Magneto-thermoelectricty of anisotropic two-dimensional materials

TL;DR

This paper develops an exact analytical framework using the vector mean free path to study magneto-thermoelectric effects in anisotropic 2D materials, revealing limitations of conventional methods and analyzing specific electronic systems.

Contribution

It introduces a systematic approach based on the vector mean free path for accurate magneto-thermoelectric response calculations in anisotropic 2D materials.

Findings

Exact solutions for longitudinal and Hall conductivities

Analysis of Seebeck and Nernst coefficients in specific systems

Identification of limitations in relaxation-time approximation

Abstract

We use semiclassical Boltzmann transport theory to analytically study the electronic contribution to the linear thermoelectric response of anisotropic two-dimensional materials subjected to a perpendicular magnetic field. Conventional methods, such as the relaxation-time approximation within the Boltzmann formalism, often yield qualitatively incorrect results when applied to anisotropic mediums. On the other hand, the vector mean free path provides exact solutions for the linearized Boltzmann transport equation, and in principle, we can systematically evaluate it to any desired order in the external magnetic field.

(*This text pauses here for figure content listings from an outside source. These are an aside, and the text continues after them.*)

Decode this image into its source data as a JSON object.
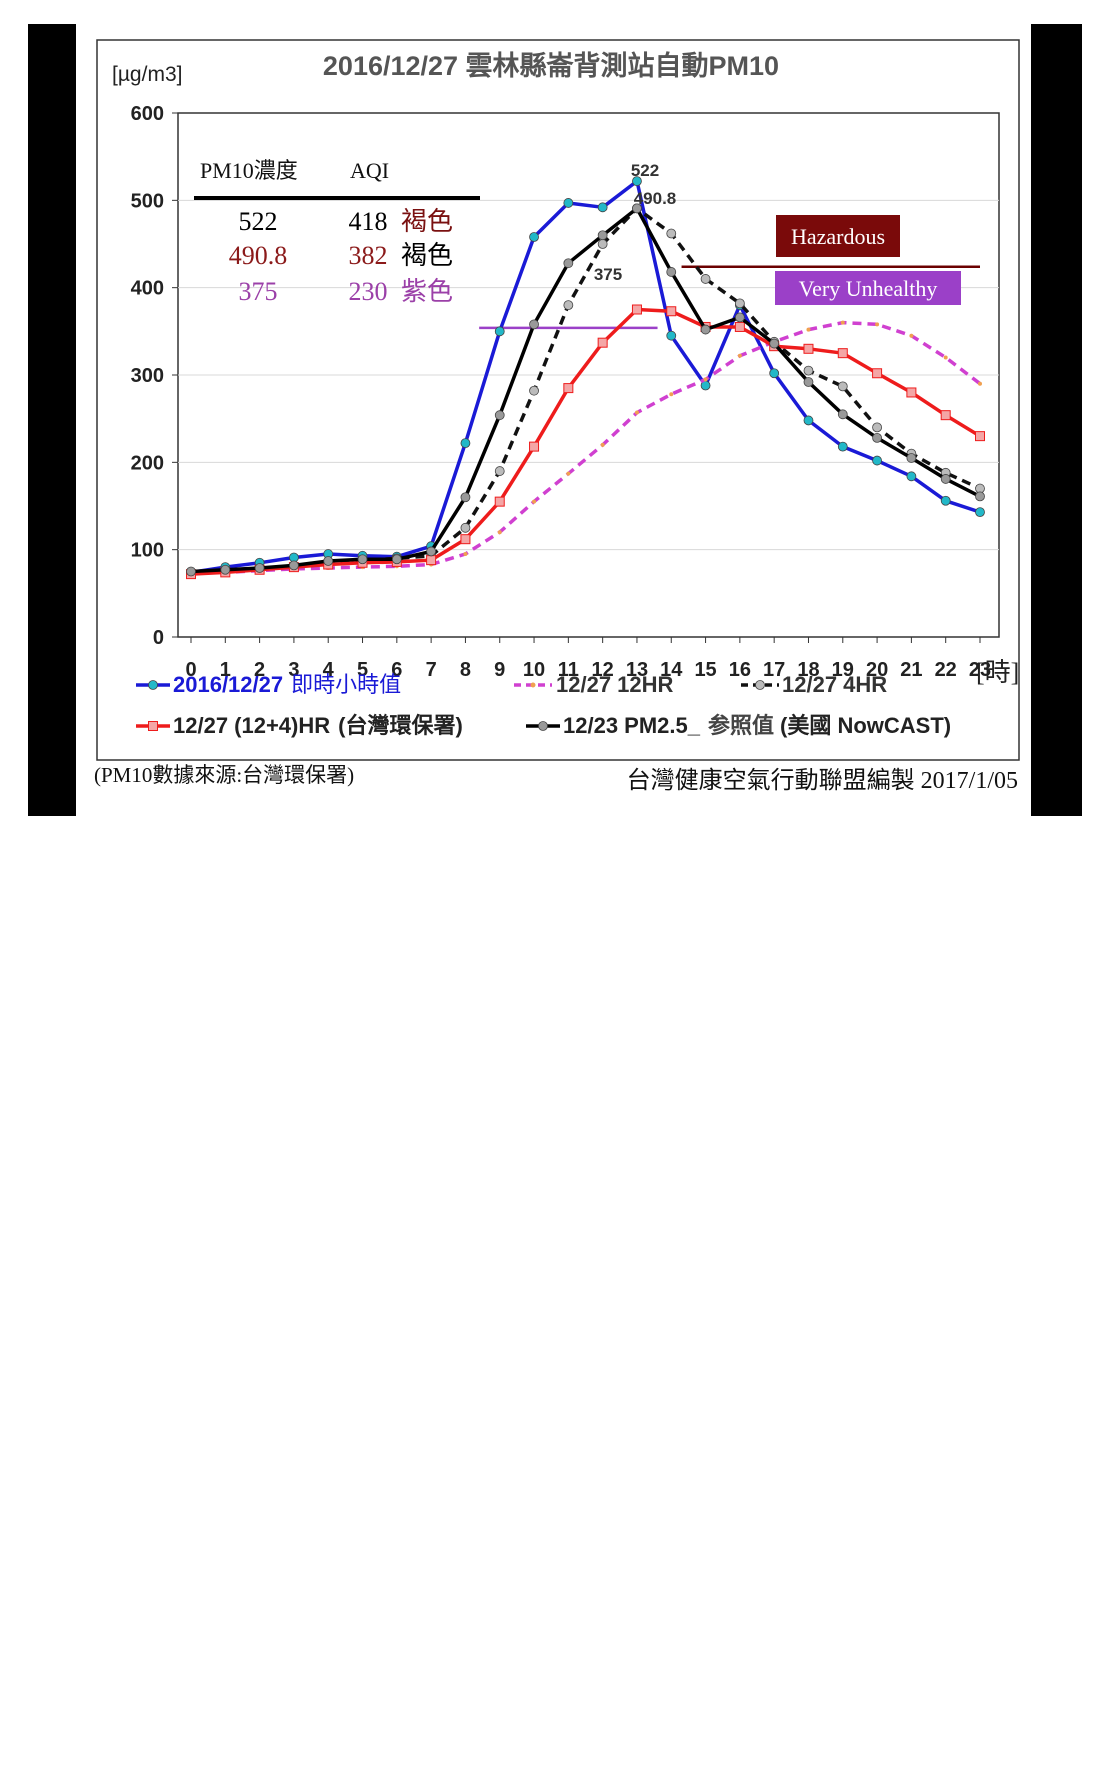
{
  "chart_data": {
    "type": "line",
    "title": "2016/12/27 雲林縣崙背測站自動PM10",
    "ylabel": "[µg/m3]",
    "xlabel": "[時]",
    "ylim": [
      0,
      600
    ],
    "yticks": [
      0,
      100,
      200,
      300,
      400,
      500,
      600
    ],
    "xlim": [
      0,
      23
    ],
    "x": [
      0,
      1,
      2,
      3,
      4,
      5,
      6,
      7,
      8,
      9,
      10,
      11,
      12,
      13,
      14,
      15,
      16,
      17,
      18,
      19,
      20,
      21,
      22,
      23
    ],
    "grid": "horizontal",
    "series": [
      {
        "name": "2016/12/27 即時小時值",
        "color": "#1a1ad6",
        "marker_color": "#22b8c8",
        "dash": "solid",
        "marker": "circle",
        "values": [
          74,
          80,
          85,
          91,
          95,
          93,
          92,
          104,
          222,
          350,
          458,
          497,
          492,
          522,
          345,
          288,
          380,
          302,
          248,
          218,
          202,
          184,
          156,
          143
        ]
      },
      {
        "name": "12/27 12HR",
        "color": "#d040d0",
        "marker_color": "#f0a050",
        "dash": "dashed",
        "marker": "none",
        "values": [
          73,
          74,
          76,
          78,
          79,
          80,
          81,
          83,
          95,
          120,
          155,
          187,
          220,
          257,
          278,
          295,
          322,
          338,
          352,
          360,
          358,
          345,
          320,
          290
        ]
      },
      {
        "name": "12/27 4HR",
        "color": "#111111",
        "marker_color": "#bbbbbb",
        "dash": "dashed",
        "marker": "circle",
        "values": [
          74,
          76,
          78,
          81,
          85,
          88,
          90,
          93,
          125,
          190,
          282,
          380,
          450,
          490.8,
          462,
          410,
          382,
          338,
          305,
          287,
          240,
          210,
          188,
          170
        ]
      },
      {
        "name": "12/27 (12+4)HR (台灣環保署)",
        "color": "#ee1c1c",
        "marker_color": "#f4a6a6",
        "dash": "solid",
        "marker": "square",
        "values": [
          72,
          74,
          77,
          80,
          83,
          85,
          86,
          88,
          112,
          155,
          218,
          285,
          337,
          375,
          373,
          355,
          355,
          333,
          330,
          325,
          302,
          280,
          254,
          230
        ]
      },
      {
        "name": "12/23 PM2.5_参照值 (美國 NowCAST)",
        "color": "#000000",
        "marker_color": "#999999",
        "dash": "solid",
        "marker": "circle",
        "values": [
          75,
          77,
          79,
          82,
          87,
          89,
          89,
          98,
          160,
          254,
          358,
          428,
          460,
          490.8,
          418,
          352,
          366,
          336,
          292,
          255,
          228,
          205,
          181,
          161
        ]
      }
    ],
    "annotations": [
      {
        "text": "522",
        "x": 13,
        "y": 522
      },
      {
        "text": "490.8",
        "x": 13,
        "y": 490.8
      },
      {
        "text": "375",
        "x": 13,
        "y": 375
      }
    ],
    "thresholds": [
      {
        "label": "Hazardous",
        "y": 424,
        "x_start": 14.3,
        "x_end": 23,
        "color": "#6b0000",
        "label_bg": "#7a0a0a"
      },
      {
        "label": "Very  Unhealthy",
        "y": 354,
        "x_start": 8.4,
        "x_end": 13.6,
        "color": "#9b40c8",
        "label_bg": "#9b40c8"
      }
    ]
  },
  "info_table": {
    "headers": [
      "PM10濃度",
      "AQI"
    ],
    "rows": [
      {
        "conc": "522",
        "aqi": "418",
        "color_name": "褐色",
        "color": "#000000",
        "name_color": "#7a1010"
      },
      {
        "conc": "490.8",
        "aqi": "382",
        "color_name": "褐色",
        "color": "#8b1a1a",
        "name_color": "#000000"
      },
      {
        "conc": "375",
        "aqi": "230",
        "color_name": "紫色",
        "color": "#9b40a8",
        "name_color": "#9b40a8"
      }
    ]
  },
  "legend": [
    {
      "label": "2016/12/27",
      "label2": "即時小時值",
      "label_color": "#1a1ad6"
    },
    {
      "label": "12/27  12HR",
      "label_color": "#333333"
    },
    {
      "label": "12/27 4HR",
      "label_color": "#333333"
    },
    {
      "label": "12/27 (12+4)HR",
      "label2": "(台灣環保署)",
      "label_color": "#222222"
    },
    {
      "label": "12/23 PM2.5_",
      "label2": "参照值",
      "label3": "(美國 NowCAST)",
      "label_color": "#222222"
    }
  ],
  "footer": {
    "source": "(PM10數據來源:台灣環保署)",
    "credit": "台灣健康空氣行動聯盟編製 2017/1/05"
  }
}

After laying out the general formalism of the magneto-thermoelectric responses of anisotropic systems based on the vector mean free path approach, we study the longitudinal and Hall charge conductivities, as well as the Seebeck and Nernst coefficients of two representative anisotropic two-dimensional electronic systems: a semi-Dirac semimetal and a two-dimensional system of tilted massless Dirac fermions.